Blog #3
Wo gehobelt wird, fallen Späne…
Die Spieletante
Als ich vor meinem Aufbruch nach Georgien über mögliche Projekte und die Unterrichtsgestaltung nachgedacht habe, habe ich rückblickend betrachtet zwei wichtige Dinge nicht berücksichtigt. Ich habe nicht bedacht, dass Gewohnheiten eine große Rolle bei Lernprozessen spielen und drei Monate sehr kurz sein können, um Projekte durchzuführen.
Meine anfänglichen Schwierigkeiten mit den Hemmungen der Schüler*innen zu sprechen und ihre Probleme mich zu verstehen, bauten sich spürbar im Laufe der Zeit ab. Ich denke, dass das nicht zuletzt damit zusammenhängt, dass sie diese fremde Person aus einem fremden Land mit diesem doch sehr anderen Akzent, als sie ihn von ihren georgischen Deutschlehrerinnen gewöhnt sind, erst einmal kennenlernen mussten. In meinem euphorischen Tatendrang der Anfangszeit habe ich diesen Aspekt schlichtweg übersehen. Tatsächlich ist es jetzt aber umso schöner zu erfahren, dass die Schüler*innen sich mittlerweile sehr auf den Unterricht mit mir freuen und sich wünschen, dass ich „wieder zu ihnen komme und Spiele mit ihnen spiele“. Da sie hier eher Unterricht nach Schulbuch gewöhnt sind, sind die Kinder hier noch nicht (wie einige deutsche Schüler) übersättigt an spielerischen Methoden, sondern sind für jedes didaktische Experiment zu begeistern.

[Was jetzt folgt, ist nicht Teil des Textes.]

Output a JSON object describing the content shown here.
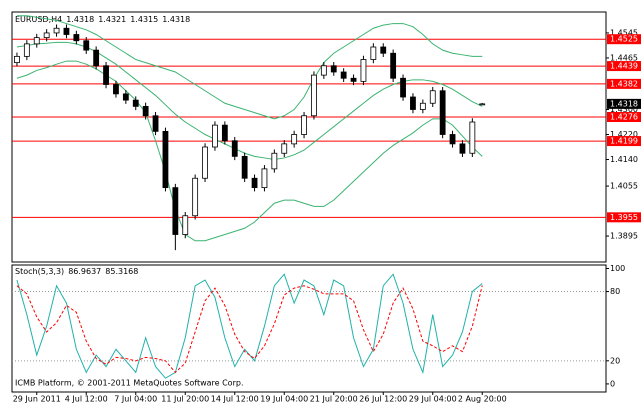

Da ich selbst immer für Spiele und aktiven Unterricht zu haben bin, ist das für mich geradezu eine Einladung. So plane ich gerade einen Theaterworkshop im Goethe-Institut Tbilisi und erfreulicherweise wird dieses Angebot von den Schülern sehr gut angenommen (obwohl der Workshop an einem Samstag stattfindet). Auch bei einem Kochprojekt zu „Schwäbischen Käsespätzle“ in der 8. Klasse zeigten die Schüler vollen Einsatz (unter anderem auch dabei diesen Zungensprecher auszusprechen).
Kenntnisse statt Fähigkeiten
„Die Schüler haben sehr viele Kenntnisse, aber keine Zeit Fähigkeiten zu entwickeln.“ So drückte es Dali neulich aus, als wir uns darüber austauschten, dass es den Schüler*innen sowohl in Fremdsprachen als auch in ihrer Muttersprache sehr schwer fällt, freie Texte zu formulieren.
Das konnte ich sehr deutlich in meinem außerschulischen Projekt spüren, das ich mit einer 10. Klasse über ca. sechs Wochen durchführte. Einmal die Woche arbeitete ich mit der Klasse in einer Schreibwerkstatt an Zeitungsberichten über Kultur, Schule und Menschen in Georgien, die in der Regionalzeitung meiner Heimatstadt Heilbronn erscheinen sollen. Die größte Schwierigkeit dabei sah ich darin, die Schüler*innen davon zu überzeugen, dass in einer Werkstatt gearbeitet, überarbeitet und somit natürlich Fehler gemacht werden, nach dem Motto: „Wo gehobelt wird, fallen Späne“. Doch die Schüler ließen es sich bis zum Ende nicht nehmen, zuhause an ihren Texten zu feilen, um mir ein perfektes Ergebnis zu präsentieren. Ich denke, es wäre noch viel Zeit notwendig gewesen, um diesen Anspruch aufzubrechen und wirklich in einer Werkstatt zu arbeiten.